Optimism entails making a conscious effort to worry about the things worth worrying about.
Pinker tells me that since researching the book he’s changed quite a few of his behaviors and attitudes. He’s now more positive about the possibility of change. He donates more to charity. He’s more interested in politics, less jaded. “As a cognitive psychologist, I’ve always tried to be aware of the greatest risks to the health and safety,” he says. “So I exercise. I try to maintain health healthy lifestyle, knowing that heart disease and stroke are much bigger killers than terrorism and crime. I wear a seat belt. I take statins. I look at what what are objectively the biggest threats.”
Pinker is not dismissive of things like terrorism or violent crime; he just thinks the attention given to some of these issues may not be proportionate to the threat. And despite characterizations of starry-eyed optimism, Pinker does worry, particularly about opioid overdoses (a real “criss,” Pinker says), nuclear weapons exchanges, and climate change — as these are either high risk, high probability, or both.

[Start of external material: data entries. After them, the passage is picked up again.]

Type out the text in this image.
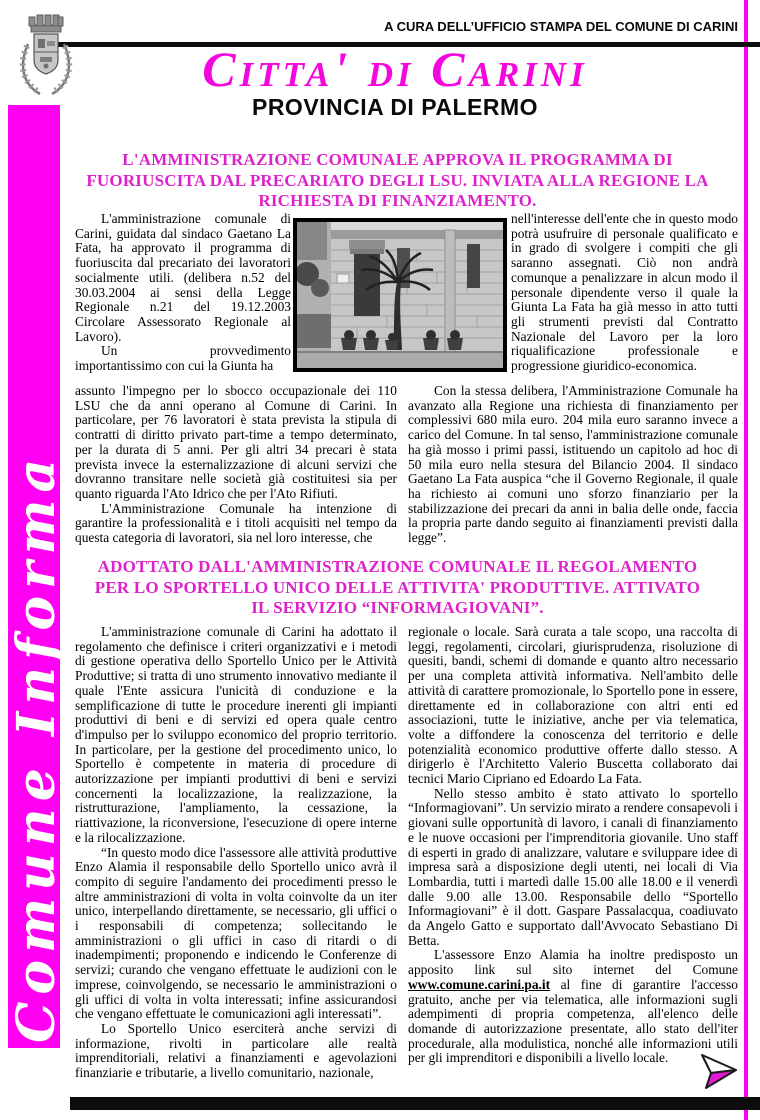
A CURA DELL’UFFICIO STAMPA DEL COMUNE DI CARINI
Citta' di Carini
PROVINCIA DI PALERMO
Comune Informa
L'AMMINISTRAZIONE COMUNALE APPROVA IL PROGRAMMA DI FUORIUSCITA DAL PRECARIATO DEGLI LSU. INVIATA ALLA REGIONE LA RICHIESTA DI FINANZIAMENTO.

L'amministrazione comunale di Carini, guidata dal sindaco Gaetano La Fata, ha approvato il programma di fuoriuscita dal precariato dei lavoratori socialmente utili. (delibera n.52 del 30.03.2004 ai sensi della Legge Regionale n.21 del 19.12.2003 Circolare Assessorato Regionale al Lavoro).

Un provvedimento importantissimo con cui la Giunta ha

nell'interesse dell'ente che in questo modo potrà usufruire di personale qualificato e in grado di svolgere i compiti che gli saranno assegnati. Ciò non andrà comunque a penalizzare in alcun modo il personale dipendente verso il quale la Giunta La Fata ha già messo in atto tutti gli strumenti previsti dal Contratto Nazionale del Lavoro per la loro riqualificazione professionale e progressione giuridico-economica.

assunto l'impegno per lo sbocco occupazionale dei 110 LSU che da anni operano al Comune di Carini. In particolare, per 76 lavoratori è stata prevista la stipula di contratti di diritto privato part-time a tempo determinato, per la durata di 5 anni. Per gli altri 34 precari è stata prevista invece la esternalizzazione di alcuni servizi che dovranno transitare nelle società già costituitesi sia per quanto riguarda l'Ato Idrico che per l'Ato Rifiuti.

L'Amministrazione Comunale ha intenzione di garantire la professionalità e i titoli acquisiti nel tempo da questa categoria di lavoratori, sia nel loro interesse, che

Con la stessa delibera, l'Amministrazione Comunale ha avanzato alla Regione una richiesta di finanziamento per complessivi 680 mila euro. 204 mila euro saranno invece a carico del Comune. In tal senso, l'amministrazione comunale ha già mosso i primi passi, istituendo un capitolo ad hoc di 50 mila euro nella stesura del Bilancio 2004. Il sindaco Gaetano La Fata auspica “che il Governo Regionale, il quale ha richiesto ai comuni uno sforzo finanziario per la stabilizzazione dei precari da anni in balia delle onde, faccia la propria parte dando seguito ai finanziamenti previsti dalla legge”.

ADOTTATO DALL'AMMINISTRAZIONE COMUNALE IL REGOLAMENTO PER LO SPORTELLO UNICO DELLE ATTIVITA' PRODUTTIVE. ATTIVATO IL SERVIZIO “INFORMAGIOVANI”.

L'amministrazione comunale di Carini ha adottato il regolamento che definisce i criteri organizzativi e i metodi di gestione operativa dello Sportello Unico per le Attività Produttive; si tratta di uno strumento innovativo mediante il quale l'Ente assicura l'unicità di conduzione e la semplificazione di tutte le procedure inerenti gli impianti produttivi di beni e di servizi ed opera quale centro d'impulso per lo sviluppo economico del proprio territorio. In particolare, per la gestione del procedimento unico, lo Sportello è competente in materia di procedure di autorizzazione per impianti produttivi di beni e servizi concernenti la localizzazione, la realizzazione, la ristrutturazione, l'ampliamento, la cessazione, la riattivazione, la riconversione, l'esecuzione di opere interne e la rilocalizzazione.

“In questo modo dice l'assessore alle attività produttive Enzo Alamia il responsabile dello Sportello unico avrà il compito di seguire l'andamento dei procedimenti presso le altre amministrazioni di volta in volta coinvolte da un iter unico, interpellando direttamente, se necessario, gli uffici o i responsabili di competenza; sollecitando le amministrazioni o gli uffici in caso di ritardi o di inadempimenti; proponendo e indicendo le Conferenze di servizi; curando che vengano effettuate le audizioni con le imprese, coinvolgendo, se necessario le amministrazioni o gli uffici di volta in volta interessati; infine assicurandosi che vengano effettuate le comunicazioni agli interessati”.

Lo Sportello Unico eserciterà anche servizi di informazione, rivolti in particolare alle realtà imprenditoriali, relativi a finanziamenti e agevolazioni finanziarie e tributarie, a livello comunitario, nazionale,

regionale o locale. Sarà curata a tale scopo, una raccolta di leggi, regolamenti, circolari, giurisprudenza, risoluzione di quesiti, bandi, schemi di domande e quanto altro necessario per una completa attività informativa. Nell'ambito delle attività di carattere promozionale, lo Sportello pone in essere, direttamente ed in collaborazione con altri enti ed associazioni, tutte le iniziative, anche per via telematica, volte a diffondere la conoscenza del territorio e delle potenzialità economico produttive offerte dallo stesso. A dirigerlo è l'Architetto Valerio Buscetta collaborato dai tecnici Mario Cipriano ed Edoardo La Fata.

Nello stesso ambito è stato attivato lo sportello “Informagiovani”. Un servizio mirato a rendere consapevoli i giovani sulle opportunità di lavoro, i canali di finanziamento e le nuove occasioni per l'imprenditoria giovanile. Uno staff di esperti in grado di analizzare, valutare e sviluppare idee di impresa sarà a disposizione degli utenti, nei locali di Via Lombardia, tutti i martedì dalle 15.00 alle 18.00 e il venerdì dalle 9.00 alle 13.00. Responsabile dello “Sportello Informagiovani” è il dott. Gaspare Passalacqua, coadiuvato da Angelo Gatto e supportato dall'Avvocato Sebastiano Di Betta.

L'assessore Enzo Alamia ha inoltre predisposto un apposito link sul sito internet del Comune www.comune.carini.pa.it al fine di garantire l'accesso gratuito, anche per via telematica, alle informazioni sugli adempimenti di propria competenza, all'elenco delle domande di autorizzazione presentate, allo stato dell'iter procedurale, alla modulistica, nonché alle informazioni utili per gli imprenditori e disponibili a livello locale.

Still, Pinker doesn’t let those things lead him to apathy or pessimism. That’s because what Pinker really means by “progressivism” is something closer to how physicist David Deutsch understands “optimism” — that all failures and all evils result from insufficient knowledge. Bliss is having this knowledge. And, without peering into his brain, Pinker seems, at least visibly, quite blissful indeed.